If you want to connect as thufir to remote server, then, yes, on the remote server you need to create user thufir, add it to sudoers, then put your public key to the .ssh/authorized_keys of the new user and then you will be able to connect through

ssh thufir@remotehost

or, suggesting you are logged on as thufir to your local box, through

ssh remotehost

The same ssh public key can be used to as an authentication key for multiple users on the same system as well as multiple systems.

Simply used ssh-copy-id to send your public key to the remote host. In the case of the ubuntu user, you will need a copy of the private key and use ssh-copy-id ubuntu@aws which will copy your default ssh public key to the ubuntu user's ~/.ssh/authorized_keys file.

The following diagram is meant to be illustrative only, showing the same public key copied to multiple hosts and users.

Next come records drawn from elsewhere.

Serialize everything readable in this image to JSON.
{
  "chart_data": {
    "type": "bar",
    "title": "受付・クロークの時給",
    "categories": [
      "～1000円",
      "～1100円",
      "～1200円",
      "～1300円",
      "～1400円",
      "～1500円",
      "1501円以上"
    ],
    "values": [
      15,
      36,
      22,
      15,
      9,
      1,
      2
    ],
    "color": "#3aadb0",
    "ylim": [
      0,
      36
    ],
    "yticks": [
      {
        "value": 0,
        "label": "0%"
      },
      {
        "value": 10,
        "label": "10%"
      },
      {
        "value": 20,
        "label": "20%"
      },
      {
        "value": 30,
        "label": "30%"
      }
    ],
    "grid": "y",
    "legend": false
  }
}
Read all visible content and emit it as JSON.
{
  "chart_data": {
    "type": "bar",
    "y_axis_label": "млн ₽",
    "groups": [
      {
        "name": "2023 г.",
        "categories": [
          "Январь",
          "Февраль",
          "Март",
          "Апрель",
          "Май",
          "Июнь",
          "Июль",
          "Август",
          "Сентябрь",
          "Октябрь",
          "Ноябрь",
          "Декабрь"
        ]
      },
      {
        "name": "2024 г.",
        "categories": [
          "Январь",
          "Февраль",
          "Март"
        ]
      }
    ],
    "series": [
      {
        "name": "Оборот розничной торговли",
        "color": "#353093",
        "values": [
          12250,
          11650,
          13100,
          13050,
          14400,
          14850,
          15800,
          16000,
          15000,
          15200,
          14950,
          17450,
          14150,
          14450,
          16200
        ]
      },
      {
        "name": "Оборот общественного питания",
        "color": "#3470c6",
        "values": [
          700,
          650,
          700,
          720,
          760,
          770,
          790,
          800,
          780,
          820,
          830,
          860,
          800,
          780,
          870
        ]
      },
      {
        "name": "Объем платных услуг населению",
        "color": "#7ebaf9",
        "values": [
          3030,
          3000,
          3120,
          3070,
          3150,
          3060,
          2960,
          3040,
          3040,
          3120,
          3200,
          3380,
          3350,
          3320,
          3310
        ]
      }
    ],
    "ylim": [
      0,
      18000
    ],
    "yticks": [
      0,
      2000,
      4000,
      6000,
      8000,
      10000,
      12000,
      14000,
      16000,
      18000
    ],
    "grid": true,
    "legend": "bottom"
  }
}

     | aws:/home/thufir/.ssh/authorized_keys |
     | ssh-rsa AAAA... user10@host           |
            ssh-copy-id  |      .---------------------------------------.
                         |      | aws:/home/ubuntu/.ssh/authorized_keys |
                     .---'      |---------------------------------------|
                     |          | ssh-rsa AAAA... user10@host           |
                     |          '---------------------------------------'
                     |                              ^
 .---------------------------------------.          |
 |    local:/home/user10/.ssh/id_rsa     |          |  ssh-copy-id
 |              Private Key              |          |
 |---------------------------------------|          | 
 |      BEGIN RSA PRIVATE KEY            |----------.
 | Proc-Type: 4,ENCRYPTED                |          |
 | DEK-Info: AES-                        |          |  ssh-copy-id
 '---------------------------------------'          |
                     |                              v  
                     |          .---------------------------------------.
                     '---.      | aws2:/home/user5/.ssh/authorized_keys |
                         |      |---------------------------------------|
                         |      | ssh-rsa AAAA... user10@host           |
            ssh-copy-id  |      '---------------------------------------'
    |    aws2:/root/.ssh/authorized_keys     |
    | ssh-rsa AAAA... user10@host            |
  • 1
    I guess it is better to say "id_rsa.pub" and "Public Key" on the diagram, otherwise it may be mistakely read as "private key is being copied to remote hosts", which is incorrect and may be misleading
    – Sasha Che
    May 8, 2020 at 11:35
  • It does seem though that there is a setting that allow any user (user1) to login as any other user2 or user3 if the key of user1 matches, even though the key in not in .ssh/authorized_keys of either user2 or user3. Why would that be?